Pasaron tantos martes, tantos miércoles y tantos viernes como para descubrir que esas nalgas macizas y majestuosas eran la mejor almohada que tu cabeza hubiera conocido jamás. Tantos como para que ella se asegurara de que podía conciliar mejor el sueño si te sujetaba suavemente el pene en una pinza que formaba entre su índice y su pulgar o colocando ambas palmas recostadas de tu barriga. Los osos de peluche siguen existiendo después de grande, te decía al despertar.

Fueron tantos martes, miércoles y viernes (más algunos jueves) como para que la recepcionista bigotuda te dijera: Si pagan la semana completa les sale más barata, pero ustedes deciden.

Alguna vez lo volvieron a hacer, lo hacían como quien se toma un ansiolítico, como el somnífero que sólo se toma de cuando en vez, en caso de emergencia, no fuera cosa que uno acabara adicto. Es que creo que hoy no voy a poder dormir. Vale, vamos a hacerlo un poco que seguro después sí que duermes. Y sí que se podía después, siempre se podía.

Un día, después de la ducha -que ya no daba asco ni necesitaba de chancletas- le preguntaste: ¿Tu marido no sospecha nada? Creo que sí, claro que sabe; igual que tu mujer, nadie es tan tonto.

Esa misma noche, apenas metiste la llave en la cerradura de casa supiste que tu mujer te esperaba al otro lado, sentada en la mecedora. No hizo falta un grito ni una lágrima. Tú estás durmiendo con otra, ¿verdad? Utilizó el eufemismo “dormir”, y precisamente eso fue lo que te dio tan hondo y te hizo mella.

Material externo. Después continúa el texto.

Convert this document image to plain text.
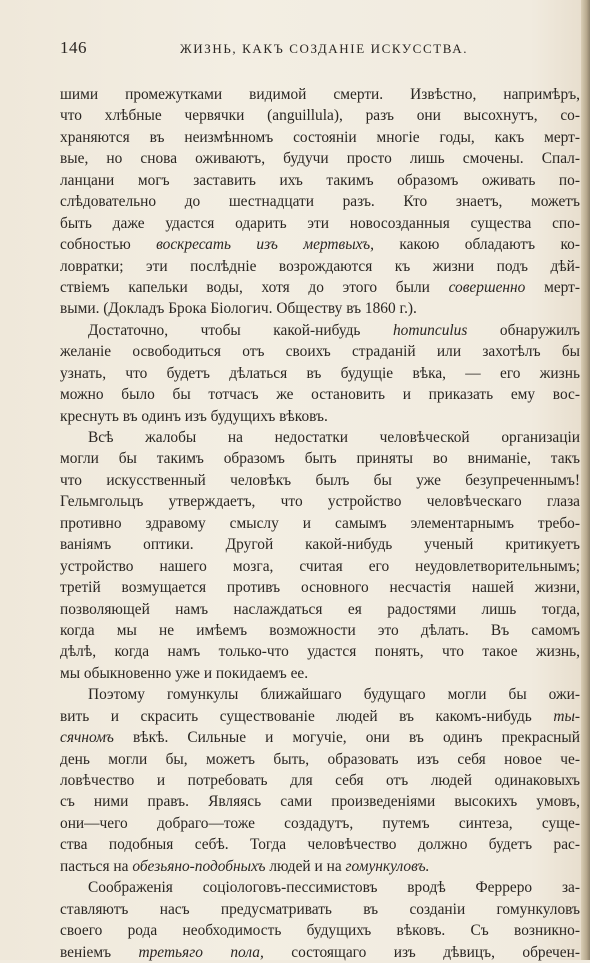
146	ЖИЗНЬ, КАКЪ СОЗДАНІЕ ИСКУССТВА.
шими промежутками видимой смерти. Извѣстно, напримѣръ,
что хлѣбные червячки (anguillula), разъ они высохнутъ, со-
храняются въ неизмѣнномъ состояніи многіе годы, какъ мерт-
вые, но снова оживаютъ, будучи просто лишь смочены. Спал-
ланцани могъ заставить ихъ такимъ образомъ оживать по-
слѣдовательно до шестнадцати разъ. Кто знаетъ, можетъ
быть даже удастся одарить эти новосозданныя существа спо-
собностью воскресать изъ мертвыхъ, какою обладаютъ ко-
ловратки; эти послѣдніе возрождаются къ жизни подъ дѣй-
ствіемъ капельки воды, хотя до этого были совершенно мерт-
выми. (Докладъ Брока Біологич. Обществу въ 1860 г.).
Достаточно, чтобы какой-нибудь homunculus обнаружилъ
желаніе освободиться отъ своихъ страданій или захотѣлъ бы
узнать, что будетъ дѣлаться въ будущіе вѣка, — его жизнь
можно было бы тотчасъ же остановить и приказать ему вос-
креснуть въ одинъ изъ будущихъ вѣковъ.
Всѣ жалобы на недостатки человѣческой организаціи
могли бы такимъ образомъ быть приняты во вниманіе, такъ
что искусственный человѣкъ былъ бы уже безупреченнымъ!
Гельмгольцъ утверждаетъ, что устройство человѣческаго глаза
противно здравому смыслу и самымъ элементарнымъ требо-
ваніямъ оптики. Другой какой-нибудь ученый критикуетъ
устройство нашего мозга, считая его неудовлетворительнымъ;
третій возмущается противъ основного несчастія нашей жизни,
позволяющей намъ наслаждаться ея радостями лишь тогда,
когда мы не имѣемъ возможности это дѣлать. Въ самомъ
дѣлѣ, когда намъ только-что удастся понять, что такое жизнь,
мы обыкновенно уже и покидаемъ ее.
Поэтому гомункулы ближайшаго будущаго могли бы ожи-
вить и скрасить существованіе людей въ какомъ-нибудь ты-
сячномъ вѣкѣ. Сильные и могучіе, они въ одинъ прекрасный
день могли бы, можетъ быть, образовать изъ себя новое че-
ловѣчество и потребовать для себя отъ людей одинаковыхъ
съ ними правъ. Являясь сами произведеніями высокихъ умовъ,
они—чего добраго—тоже создадутъ, путемъ синтеза, суще-
ства подобныя себѣ. Тогда человѣчество должно будетъ рас-
пасться на обезьяно-подобныхъ людей и на гомункуловъ.
Соображенія соціологовъ-пессимистовъ вродѣ Ферреро за-
ставляютъ насъ предусматривать въ созданіи гомункуловъ
своего рода необходимость будущихъ вѣковъ. Съ возникно-
веніемъ третьяго пола, состоящаго изъ дѣвицъ, обречен-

Las maletas te las tenía listas. No hacía falta recoger nada ni prolongar el dolor. Te fuiste de casa con tus maletas y con la certeza de que volverías a poner un pie allí nunca más.

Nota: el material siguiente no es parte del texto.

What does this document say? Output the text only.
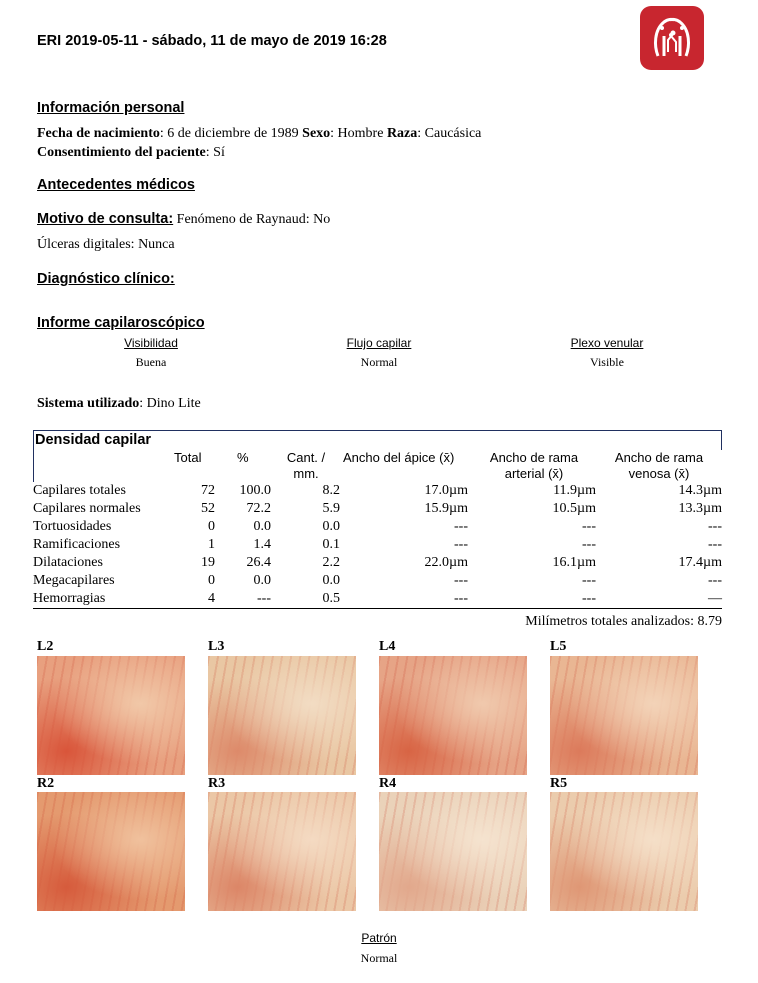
ERI 2019-05-11 - sábado, 11 de mayo de 2019 16:28
Información personal
Fecha de nacimiento: 6 de diciembre de 1989 Sexo: Hombre Raza: Caucásica
Consentimiento del paciente: Sí
Antecedentes médicos
Motivo de consulta: Fenómeno de Raynaud: No
Úlceras digitales: Nunca
Diagnóstico clínico:
Informe capilaroscópico
Visibilidad
Buena
Flujo capilar
Normal
Plexo venular
Visible
Sistema utilizado: Dino Lite
Densidad capilar
Total	%	Cant. /
mm.
Ancho del ápice (x̄)	Ancho de rama
arterial (x̄)
Ancho de rama
venosa (x̄)
Capilares totales	72	100.0	8.2	17.0µm	11.9µm	14.3µm
Capilares normales	52	72.2	5.9	15.9µm	10.5µm	13.3µm
Tortuosidades	0	0.0	0.0	---	---	---
Ramificaciones	1	1.4	0.1	---	---	---
Dilataciones	19	26.4	2.2	22.0µm	16.1µm	17.4µm
Megacapilares	0	0.0	0.0	---	---	---
Hemorragias	4	---	0.5	---	---	—
Milímetros totales analizados: 8.79
L2	L3	L4	L5
R2	R3	R4	R5
Patrón
Normal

El martes no te apareciste en La Paraulata a las 4. Te esperó en la 401 ese martes, ese miércoles, el jueves y el viernes. Te esperó la semana siguiente, desnudísima en su mitad de la cama y con las sábanas desplegadas. Pero no fuiste.

Un miércoles en el que se te ocurrió por fin ir a explicarlo todo, fue ella quien faltó. Nunca más coincidieron. Ya lo sabes, los descompases son así de crueles.

Tú has vuelto a ser insomne. Estás tan rozando la locura como siempre, pero solo. Y te sientas a escribir estas cosas en segunda persona, como buscando exorcizarlo todo, sacarlo de dentro, vomitarlo, ponérselo encima a alguien más. Mañana a las 4 te darás una vuelta por La Paraulata, quién sabe.